1QFY22 PATAMI of RM142.7m (107%) is within expectations. The group’s overall FY22 targets should remain on track as the group solidifies its loans and deposits base. Meanwhile, the disposal of its business units should drive the expansion of its core banking business and uplift its moderate ROE levels. No dividends were declared in this quarter. Maintain OP and GGM-derived PBV TP of RM2.40.
1QFY22 within expectations. 1QFY22 reported PATAMI of RM142.7m is within expectations, making up 25%/27% of our/consensus full-year expectations. No dividend was declared as expected as AFFIN typical pays once a year.
YoY, 1QFY22 NII surged by 18% and this is mainly fuelled by a greater loans portfolio (+14%) while NIMs were comparatively stable (+2bps). However, NOII slid by 30% as fee-based income and investment performances were dampened by macro uncertainties during the period. Consequently, total income saw a flattish decline to RM528.8m (-2%).

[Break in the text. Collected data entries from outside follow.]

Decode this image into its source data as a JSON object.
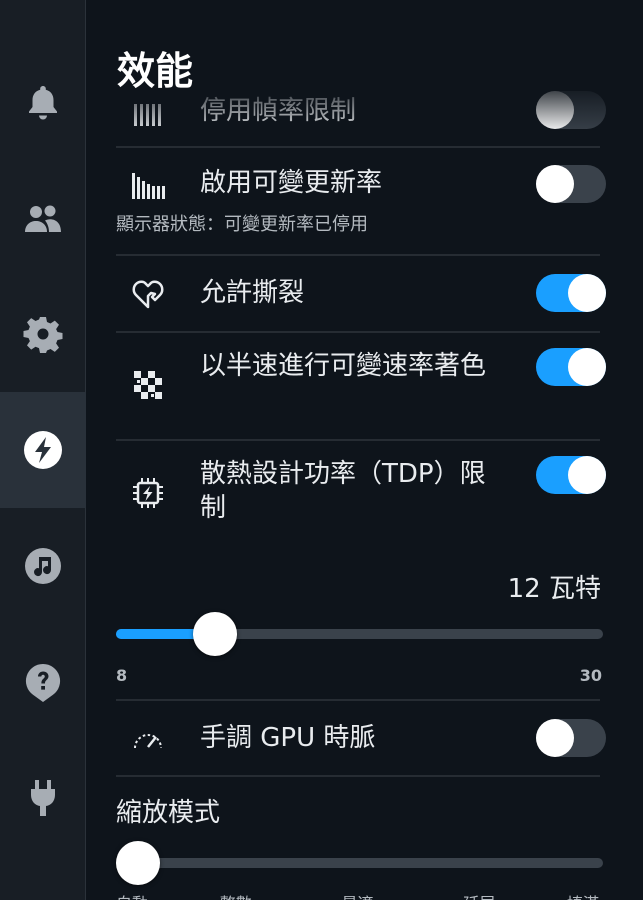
{
  "panel": {
    "title": "效能"
  },
  "sidebar": {
    "items": [
      {
        "icon": "bell-icon",
        "active": false
      },
      {
        "icon": "friends-icon",
        "active": false
      },
      {
        "icon": "gear-icon",
        "active": false
      },
      {
        "icon": "performance-bolt-icon",
        "active": true
      },
      {
        "icon": "music-icon",
        "active": false
      },
      {
        "icon": "help-icon",
        "active": false
      },
      {
        "icon": "power-plug-icon",
        "active": false
      }
    ]
  },
  "settings": {
    "framerate_limit": {
      "label": "停用幀率限制",
      "icon": "bars-icon",
      "on": false
    },
    "vrr": {
      "label": "啟用可變更新率",
      "icon": "refresh-bars-icon",
      "on": false,
      "status": "顯示器狀態：可變更新率已停用"
    },
    "tearing": {
      "label": "允許撕裂",
      "icon": "heart-outline-icon",
      "on": true
    },
    "half_rate_shading": {
      "label": "以半速進行可變速率著色",
      "icon": "checkerboard-icon",
      "on": true
    },
    "tdp_limit": {
      "label": "散熱設計功率（TDP）限制",
      "icon": "chip-bolt-icon",
      "on": true
    }
  },
  "tdp_slider": {
    "value_text": "12 瓦特",
    "min": 8,
    "max": 30,
    "value": 12,
    "min_label": "8",
    "max_label": "30"
  },
  "gpu_clock": {
    "label": "手調 GPU 時脈",
    "icon": "gauge-icon",
    "on": false
  },
  "scaling": {
    "label": "縮放模式",
    "value_index": 0,
    "options": [
      "自動",
      "整數",
      "最適",
      "延展",
      "填滿"
    ]
  },
  "colors": {
    "accent": "#1a9fff",
    "background": "#0e141b",
    "sidebar": "#181e25"
  }
}
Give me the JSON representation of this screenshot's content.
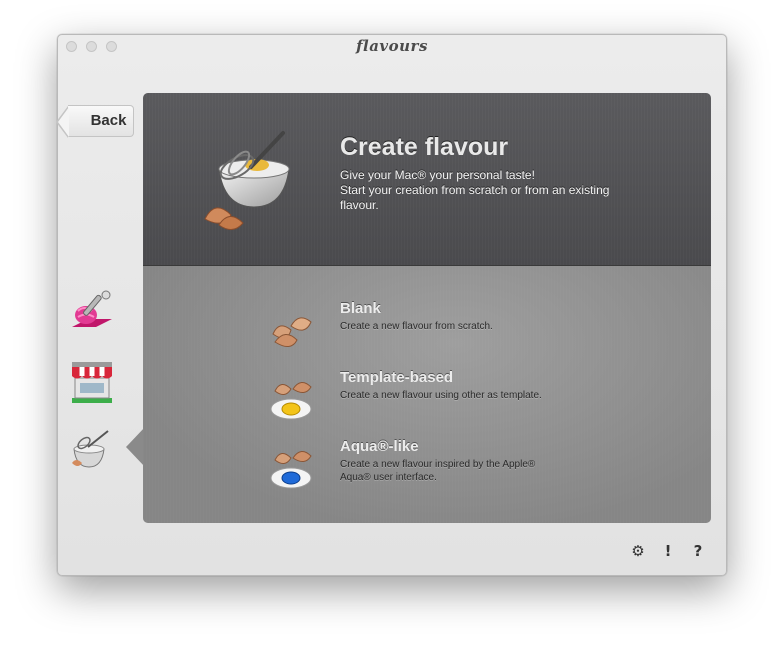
{
  "window": {
    "title": "flavours"
  },
  "nav": {
    "back_label": "Back"
  },
  "sidebar": {
    "items": [
      {
        "name": "flavour-editor",
        "icon": "paint-roller-icon"
      },
      {
        "name": "flavour-store",
        "icon": "storefront-icon"
      },
      {
        "name": "create-flavour",
        "icon": "mixing-bowl-icon",
        "selected": true
      }
    ]
  },
  "hero": {
    "title": "Create flavour",
    "line1": "Give your Mac® your personal taste!",
    "line2": "Start your creation from scratch or from an existing flavour."
  },
  "options": [
    {
      "title": "Blank",
      "desc": "Create a new flavour from scratch.",
      "icon": "cracked-egg-icon"
    },
    {
      "title": "Template-based",
      "desc": "Create a new flavour using other as template.",
      "icon": "yellow-egg-icon"
    },
    {
      "title": "Aqua®-like",
      "desc": "Create a new flavour inspired by the Apple® Aqua® user interface.",
      "icon": "blue-egg-icon"
    }
  ],
  "footer": {
    "settings_icon": "gear-icon",
    "alert_label": "!",
    "help_label": "?"
  },
  "colors": {
    "panel_top": "#505053",
    "panel_bottom": "#8f8f8f",
    "window_bg": "#e8e8e8"
  }
}
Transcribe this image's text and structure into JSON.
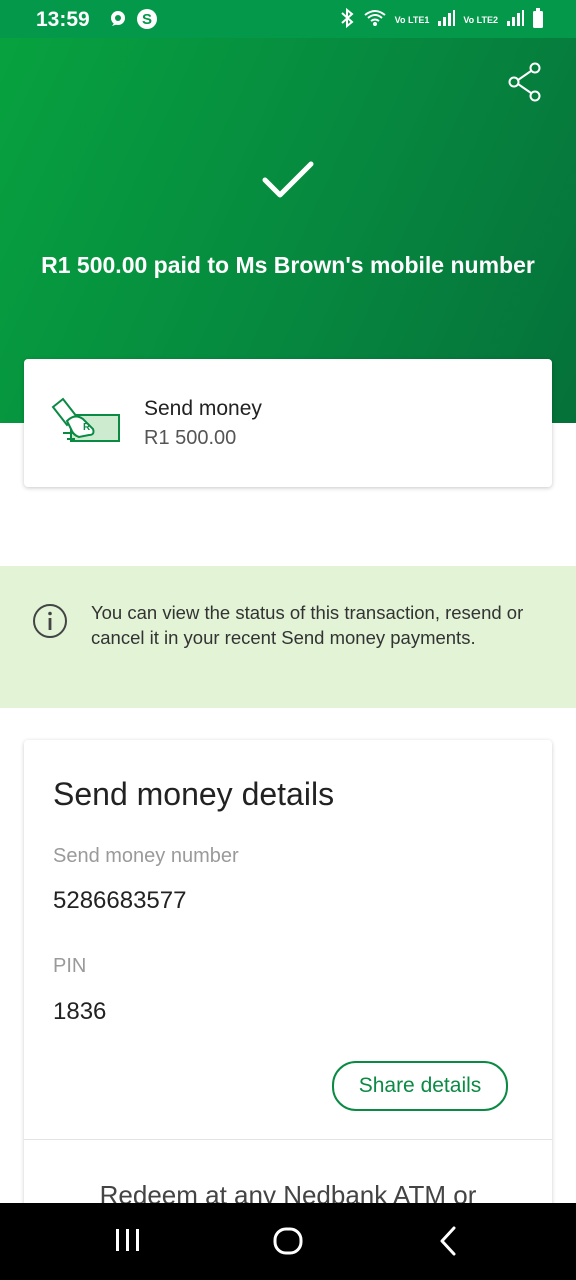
{
  "status_bar": {
    "time": "13:59",
    "notification_icons": [
      "chat-icon",
      "dollar-icon"
    ],
    "right_icons": [
      "bluetooth-icon",
      "wifi-icon",
      "signal-icon",
      "battery-icon"
    ],
    "sim1_label": "Vo LTE1",
    "sim2_label": "Vo LTE2"
  },
  "header": {
    "share_icon": "share-icon",
    "success_icon": "checkmark-icon",
    "title": "R1 500.00 paid to Ms Brown's mobile number",
    "background_color": "#07a23f"
  },
  "summary": {
    "icon": "send-money-icon",
    "label": "Send money",
    "amount": "R1 500.00"
  },
  "info": {
    "icon": "info-icon",
    "text": "You can view the status of this transaction, resend or cancel it in your recent Send money payments.",
    "background_color": "#e2f3d6"
  },
  "details": {
    "title": "Send money details",
    "number_label": "Send money number",
    "number_value": "5286683577",
    "pin_label": "PIN",
    "pin_value": "1836",
    "share_button": "Share details",
    "redeem_text": "Redeem at any Nedbank ATM or"
  },
  "nav_bar": {
    "recents": "recents-icon",
    "home": "home-icon",
    "back": "back-icon"
  },
  "accent_color": "#0a8a43"
}
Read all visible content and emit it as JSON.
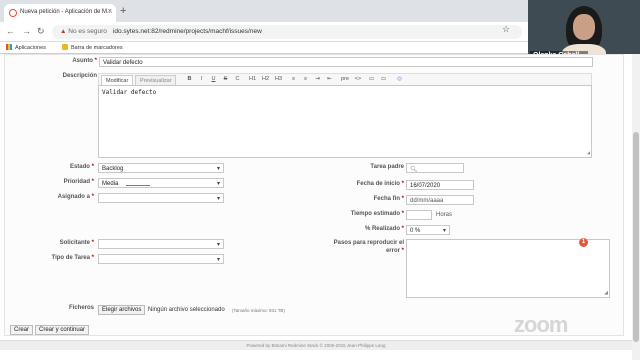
{
  "browser": {
    "tab_title": "Nueva petición - Aplicación de M...",
    "tab_close": "×",
    "new_tab": "+",
    "security_label": "No es seguro",
    "url": "ido.sytes.net:82/redmine/projects/machf/issues/new",
    "bookmarks": [
      "Aplicaciones",
      "Barra de marcadores"
    ]
  },
  "video": {
    "participant_name": "Olenka Caball..."
  },
  "form": {
    "asunto_label": "Asunto",
    "asunto_value": "Validar defecto",
    "descripcion_label": "Descripción",
    "editor_tabs": [
      "Modificar",
      "Previsualizar"
    ],
    "editor_buttons": [
      "B",
      "I",
      "U",
      "S",
      "C",
      "H1",
      "H2",
      "H3",
      "≡",
      "≡",
      "⇥",
      "⇤",
      "pre",
      "<>",
      "▭",
      "▭",
      "◎"
    ],
    "descripcion_value": "Validar defecto",
    "estado_label": "Estado",
    "estado_value": "Backlog",
    "prioridad_label": "Prioridad",
    "prioridad_value": "Media",
    "asignado_label": "Asignado a",
    "asignado_value": "",
    "tarea_padre_label": "Tarea padre",
    "tarea_padre_value": "",
    "fecha_inicio_label": "Fecha de inicio",
    "fecha_inicio_value": "16/07/2020",
    "fecha_fin_label": "Fecha fin",
    "fecha_fin_placeholder": "dd/mm/aaaa",
    "tiempo_label": "Tiempo estimado",
    "tiempo_unit": "Horas",
    "realizado_label": "% Realizado",
    "realizado_value": "0 %",
    "solicitante_label": "Solicitante",
    "solicitante_value": "",
    "tipo_tarea_label": "Tipo de Tarea",
    "tipo_tarea_value": "",
    "pasos_label_1": "Pasos para reproducir el",
    "pasos_label_2": "error",
    "pasos_badge": "1",
    "ficheros_label": "Ficheros",
    "choose_file_button": "Elegir archivos",
    "no_file_text": "Ningún archivo seleccionado",
    "max_size_hint": "(Tamaño máximo: 931 TB)",
    "required_mark": "*"
  },
  "actions": {
    "create": "Crear",
    "create_continue": "Crear y continuar"
  },
  "footer": {
    "text": "Powered by Bitnami Redmine Stack © 2006-2015 Jean-Philippe Lang"
  },
  "watermark": "zoom",
  "colors": {
    "required": "#bb0000",
    "badge": "#e2583e"
  }
}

While operating costs were stable, loan provisioning improved on better staging and asset quality, with credit cost clocking in at 15bps (30 bps). Also thanks to impairment writebacks on other financial assets of RM19.8m, 1QFY22 PATAMI doubled to RM142.7m (107%).
QoQ, 1QFY22 total income fell by 8%. While NOII was weaker for the same abovementioned reason, NII declined (-7%) despite a 4% higher loans base as NIMs eroded by 27bps. This is apparently caused by a periodic redemption of subordinated debt which management believes should normalise in the subsequent quarters. This cascaded to a lower PBT and with higher effective taxes, 1QFY22 PATAMI came in 31% lower than 4QFY21’s.
Key briefing updates. Following the delivery of the group’s 1QFY22 results, management is confident that its FY22 targets are attainable, mainly to unlock a PBT of RM1.0b in BAU performance, absent disposal gains from upcoming asset management (AHAM) and insurance unit (AXA Affin) sales which should be on track to be completed by FY22. While there could be considerations to reward shareholders with special dividends, we believe shoring up working capital would be management’s priority to build a sustainable base with its AIM22 targets. Management’s 12% loans growth target seems to be intact with positive traction seen in its consumer and SME books. As of Apr 2022, the group’s TRA mix stands at 6.9% (RM3.7b) of total loans with only c.6% missing payments during the quarter. Albeit, this could be due to timing complications amidst Chinese New Year festivities; hence, management is not concerned of its overall asset quality. Despite 1Q hiccups, management opines that its NIMs should move closer to its 2.04% target with deposit acquisitions potentially via its new A1addin mobile platform.
Post results, we tweak our FY22E/FY23E earnings by -1%/+1% following model updates.
Maintain OUTPERFORM and TP of RM2.40. Our TP is based on an unchanged GGM-derived PBV of 0.47x FY23E (mean valuations). We believe AFFIN’s monetisation of its business units (AHAM and AXA Affin) could progressively refine AFFIN’s identity as a more comparable traditional bank akin to its listed peers, which may at times fetch a higher valuation for the group. At the meantime, its dividend yield prospects of 5-6% could incentivise investors to overlook its low ROE levels which should gradually enhance with its growth plans.